Disampaikan oleh Letnan Jenderal TNI (Purn) Suharto, mantan komandan Korps Marinir ke 12, dalam Seminar Terbatas Global Future Institute (GFI) bertajuk: “Menuju Ketahanan Nasional di bidang Pertahanan, Energi dan Pangan,” Kamis 9 Oktober 2014.
Letnan Jenderal TNI (Purn) Suharto |
Ketahanan atau resillience itu adalah tugas dari semua unsur. Memang ketahanan yang kita butuhkan sekarang ini ketahanan pangan dan energi. Tapi di balik itu kalau kita mau tahu, mungkin yang paling rapuh adalah ketahanan ideologi kita. Ideologi kita sangat rapuh. Semua sudah menuju kepada liberalisme. Tersinggung sedikit kita (main) hajar. Pemuda dengan pemuda berantam. Kampung dengan kampung berantam. Tersinggung berantam. Karena apa ini terjadi? Pengaruh daripada HAM.
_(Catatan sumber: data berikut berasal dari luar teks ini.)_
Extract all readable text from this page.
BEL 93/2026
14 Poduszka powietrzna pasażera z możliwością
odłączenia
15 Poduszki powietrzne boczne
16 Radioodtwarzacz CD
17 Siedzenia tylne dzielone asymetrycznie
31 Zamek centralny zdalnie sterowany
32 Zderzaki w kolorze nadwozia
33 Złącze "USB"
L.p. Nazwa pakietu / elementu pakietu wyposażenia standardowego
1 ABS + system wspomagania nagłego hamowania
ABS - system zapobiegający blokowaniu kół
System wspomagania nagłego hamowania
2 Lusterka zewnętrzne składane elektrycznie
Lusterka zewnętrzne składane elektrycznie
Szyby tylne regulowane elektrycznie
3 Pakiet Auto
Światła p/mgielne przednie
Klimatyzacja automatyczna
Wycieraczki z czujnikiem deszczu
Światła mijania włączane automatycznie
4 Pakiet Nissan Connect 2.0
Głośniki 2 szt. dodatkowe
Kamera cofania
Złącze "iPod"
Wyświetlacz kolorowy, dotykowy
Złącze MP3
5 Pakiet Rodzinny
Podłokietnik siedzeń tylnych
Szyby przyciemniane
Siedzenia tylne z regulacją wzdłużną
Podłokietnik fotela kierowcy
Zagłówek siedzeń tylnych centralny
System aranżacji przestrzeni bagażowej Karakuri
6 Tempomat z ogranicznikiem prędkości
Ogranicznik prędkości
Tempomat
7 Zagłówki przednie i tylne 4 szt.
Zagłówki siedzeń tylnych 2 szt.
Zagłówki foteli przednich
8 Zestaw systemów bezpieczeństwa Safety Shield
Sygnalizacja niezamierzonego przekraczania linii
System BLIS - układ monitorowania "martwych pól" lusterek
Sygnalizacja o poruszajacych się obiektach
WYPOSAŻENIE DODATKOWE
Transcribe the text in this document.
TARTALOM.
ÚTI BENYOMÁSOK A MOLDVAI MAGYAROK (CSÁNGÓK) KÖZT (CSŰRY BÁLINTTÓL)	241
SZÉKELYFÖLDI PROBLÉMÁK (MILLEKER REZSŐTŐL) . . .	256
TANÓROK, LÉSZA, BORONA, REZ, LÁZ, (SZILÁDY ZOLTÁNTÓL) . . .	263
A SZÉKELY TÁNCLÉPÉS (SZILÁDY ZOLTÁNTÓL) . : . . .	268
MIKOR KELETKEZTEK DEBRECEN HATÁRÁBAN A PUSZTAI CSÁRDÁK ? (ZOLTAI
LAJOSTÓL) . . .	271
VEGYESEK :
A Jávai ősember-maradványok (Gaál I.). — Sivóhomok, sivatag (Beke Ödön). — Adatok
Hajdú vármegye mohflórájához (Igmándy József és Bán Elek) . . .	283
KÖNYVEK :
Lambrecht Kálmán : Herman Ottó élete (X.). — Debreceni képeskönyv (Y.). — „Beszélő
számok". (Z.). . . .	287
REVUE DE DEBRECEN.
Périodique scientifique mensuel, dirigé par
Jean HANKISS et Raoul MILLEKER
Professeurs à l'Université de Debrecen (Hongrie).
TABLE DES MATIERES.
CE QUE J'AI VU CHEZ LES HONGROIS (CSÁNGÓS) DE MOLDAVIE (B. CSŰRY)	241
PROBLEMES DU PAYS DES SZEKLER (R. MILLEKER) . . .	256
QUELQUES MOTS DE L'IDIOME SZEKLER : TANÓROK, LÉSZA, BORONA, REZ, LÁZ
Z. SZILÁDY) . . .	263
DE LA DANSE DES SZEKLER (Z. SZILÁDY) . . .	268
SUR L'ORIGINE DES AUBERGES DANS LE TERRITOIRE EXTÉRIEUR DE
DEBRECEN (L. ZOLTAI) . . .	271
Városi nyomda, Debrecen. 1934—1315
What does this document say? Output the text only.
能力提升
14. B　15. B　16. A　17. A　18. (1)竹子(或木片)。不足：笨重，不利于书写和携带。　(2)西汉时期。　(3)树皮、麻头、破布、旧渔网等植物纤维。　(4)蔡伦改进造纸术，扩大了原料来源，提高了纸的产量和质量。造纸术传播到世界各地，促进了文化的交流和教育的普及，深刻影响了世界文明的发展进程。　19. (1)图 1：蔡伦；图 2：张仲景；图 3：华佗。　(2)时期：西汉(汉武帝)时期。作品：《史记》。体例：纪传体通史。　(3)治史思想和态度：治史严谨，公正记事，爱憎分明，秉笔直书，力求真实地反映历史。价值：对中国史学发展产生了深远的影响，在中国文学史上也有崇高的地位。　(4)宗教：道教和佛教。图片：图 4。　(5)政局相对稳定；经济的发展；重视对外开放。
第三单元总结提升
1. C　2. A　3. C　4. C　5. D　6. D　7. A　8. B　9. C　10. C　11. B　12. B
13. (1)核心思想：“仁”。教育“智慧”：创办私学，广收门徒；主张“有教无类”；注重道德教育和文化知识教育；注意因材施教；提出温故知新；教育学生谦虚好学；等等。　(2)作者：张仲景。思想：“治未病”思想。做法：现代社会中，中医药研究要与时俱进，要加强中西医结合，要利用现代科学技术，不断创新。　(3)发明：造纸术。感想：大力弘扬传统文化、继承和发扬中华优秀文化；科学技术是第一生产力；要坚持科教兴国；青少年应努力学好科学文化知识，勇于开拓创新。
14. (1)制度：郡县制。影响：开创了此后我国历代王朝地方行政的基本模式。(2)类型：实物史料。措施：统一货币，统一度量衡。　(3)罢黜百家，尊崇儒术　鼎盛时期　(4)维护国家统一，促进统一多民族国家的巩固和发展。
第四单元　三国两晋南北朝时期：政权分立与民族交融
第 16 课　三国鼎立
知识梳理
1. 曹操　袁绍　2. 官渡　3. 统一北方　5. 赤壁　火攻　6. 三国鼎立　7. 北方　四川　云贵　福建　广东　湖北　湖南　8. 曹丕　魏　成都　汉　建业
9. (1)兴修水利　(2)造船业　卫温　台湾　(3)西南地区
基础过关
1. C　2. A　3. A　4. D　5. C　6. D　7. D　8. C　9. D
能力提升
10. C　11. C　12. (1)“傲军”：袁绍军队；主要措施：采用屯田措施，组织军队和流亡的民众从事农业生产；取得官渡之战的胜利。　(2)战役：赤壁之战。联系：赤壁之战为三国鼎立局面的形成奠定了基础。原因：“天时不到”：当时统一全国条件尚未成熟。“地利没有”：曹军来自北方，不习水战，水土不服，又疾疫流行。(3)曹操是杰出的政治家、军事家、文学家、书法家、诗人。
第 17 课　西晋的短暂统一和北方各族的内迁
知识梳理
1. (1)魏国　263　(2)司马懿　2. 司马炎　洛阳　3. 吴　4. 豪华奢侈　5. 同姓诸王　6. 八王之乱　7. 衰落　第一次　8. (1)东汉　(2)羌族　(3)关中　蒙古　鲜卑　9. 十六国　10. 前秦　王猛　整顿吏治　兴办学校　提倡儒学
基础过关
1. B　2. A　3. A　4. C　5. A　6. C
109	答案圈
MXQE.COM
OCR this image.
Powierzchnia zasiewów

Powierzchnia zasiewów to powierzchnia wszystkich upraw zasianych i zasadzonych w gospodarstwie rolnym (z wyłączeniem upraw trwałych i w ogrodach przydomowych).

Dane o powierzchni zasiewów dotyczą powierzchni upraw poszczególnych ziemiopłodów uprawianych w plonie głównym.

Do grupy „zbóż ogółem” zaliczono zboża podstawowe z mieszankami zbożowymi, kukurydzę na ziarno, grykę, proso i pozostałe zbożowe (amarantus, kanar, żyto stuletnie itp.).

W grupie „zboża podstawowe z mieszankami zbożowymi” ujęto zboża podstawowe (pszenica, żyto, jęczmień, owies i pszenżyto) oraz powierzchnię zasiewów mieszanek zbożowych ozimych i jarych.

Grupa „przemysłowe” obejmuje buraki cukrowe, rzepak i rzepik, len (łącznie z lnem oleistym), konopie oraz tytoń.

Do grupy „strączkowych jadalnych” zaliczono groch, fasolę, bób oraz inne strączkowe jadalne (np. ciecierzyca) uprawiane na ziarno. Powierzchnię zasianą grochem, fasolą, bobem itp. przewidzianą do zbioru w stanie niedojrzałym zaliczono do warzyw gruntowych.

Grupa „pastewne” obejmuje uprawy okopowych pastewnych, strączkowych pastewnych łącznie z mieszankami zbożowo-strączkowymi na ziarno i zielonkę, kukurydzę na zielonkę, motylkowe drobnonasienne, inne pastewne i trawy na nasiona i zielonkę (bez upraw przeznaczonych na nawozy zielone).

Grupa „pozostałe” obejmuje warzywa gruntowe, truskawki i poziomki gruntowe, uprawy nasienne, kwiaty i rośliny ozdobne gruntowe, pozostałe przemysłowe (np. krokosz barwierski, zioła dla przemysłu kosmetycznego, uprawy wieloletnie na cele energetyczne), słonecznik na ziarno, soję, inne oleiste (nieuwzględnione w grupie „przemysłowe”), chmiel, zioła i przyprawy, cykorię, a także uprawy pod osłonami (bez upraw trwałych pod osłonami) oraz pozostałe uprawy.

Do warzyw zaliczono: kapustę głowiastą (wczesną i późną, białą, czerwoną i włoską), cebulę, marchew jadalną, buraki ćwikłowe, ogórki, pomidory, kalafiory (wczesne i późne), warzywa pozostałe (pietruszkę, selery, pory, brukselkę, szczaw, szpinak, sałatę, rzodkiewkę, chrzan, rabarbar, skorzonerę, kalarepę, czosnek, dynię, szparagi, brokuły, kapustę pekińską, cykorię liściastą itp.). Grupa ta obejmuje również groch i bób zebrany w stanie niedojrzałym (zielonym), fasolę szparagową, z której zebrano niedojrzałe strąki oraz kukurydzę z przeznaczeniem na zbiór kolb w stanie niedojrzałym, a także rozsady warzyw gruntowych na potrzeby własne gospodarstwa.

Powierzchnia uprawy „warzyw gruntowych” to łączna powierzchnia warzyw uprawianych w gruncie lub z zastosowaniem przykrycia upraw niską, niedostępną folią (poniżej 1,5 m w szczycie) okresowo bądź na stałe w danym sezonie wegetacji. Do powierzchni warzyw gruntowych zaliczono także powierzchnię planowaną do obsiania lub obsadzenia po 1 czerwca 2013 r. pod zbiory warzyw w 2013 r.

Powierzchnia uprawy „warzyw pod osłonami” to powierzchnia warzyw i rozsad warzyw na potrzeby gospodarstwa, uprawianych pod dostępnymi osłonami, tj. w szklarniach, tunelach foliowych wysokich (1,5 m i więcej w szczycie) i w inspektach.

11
Sebetulnya kita punya HAM lebih bagus, yaitu Kemanusian yang Adil dan Beradab. Waktu saya selesai menjabat Dankommar, saya dipanggil oleh Komnas HAM. Waktu Gus Salahudin Wahid. Saya katakan, “Gus saya datang kali ini, tapi berikutnya saya ingin datang bila Komnas HAM ini berubah menjadi Komnas Kemanusiaan yang Adil dan Beradab. Ini lebih mulia. Karena disini melekat bukan cuma hak, tetapi melekat juga kewajiban kita. Kewajiban sebagai manusia dan kewajiban kita sebagai bangsa. Jadi HAM kita harus dalam kerangka hak azasi bangsa.” Dan Gus Sholah katakan, “Tidak akan panggil lagi Pak Harto. Saya sudah tahu posisi Anda.”
Sedangkan pada waktu perdebatan calon presiden berlangsung, saya melihatnya agak aneh. Kita sama-sama tau, apalagi yang pernah di Lemhanas. Kalau kita bicara dalam konstalasi politik dan hubungan internasional, memang kita harus berangkat dari tiga unsur, yaitu Geostrategi, Geopolitik dan Geologistik (Geoekonomi).
Dengan mengupas ketiga hal ini, akhirnya kita bisa membuat suatu konstruksi dari perkembangan lingkungan strategik. Baik yang ada di luar, di regional maupun di nasional. Atas dasar itu baru kita tau strategi ini akan olah menjadi seperti apa taktik kita, utamanya dalam menghadapi ancaman. Kemarin saat debat berlangsung saya tidak melihat itu. Baik dari pihak Prabowo apalagi dari pihak Jokowi.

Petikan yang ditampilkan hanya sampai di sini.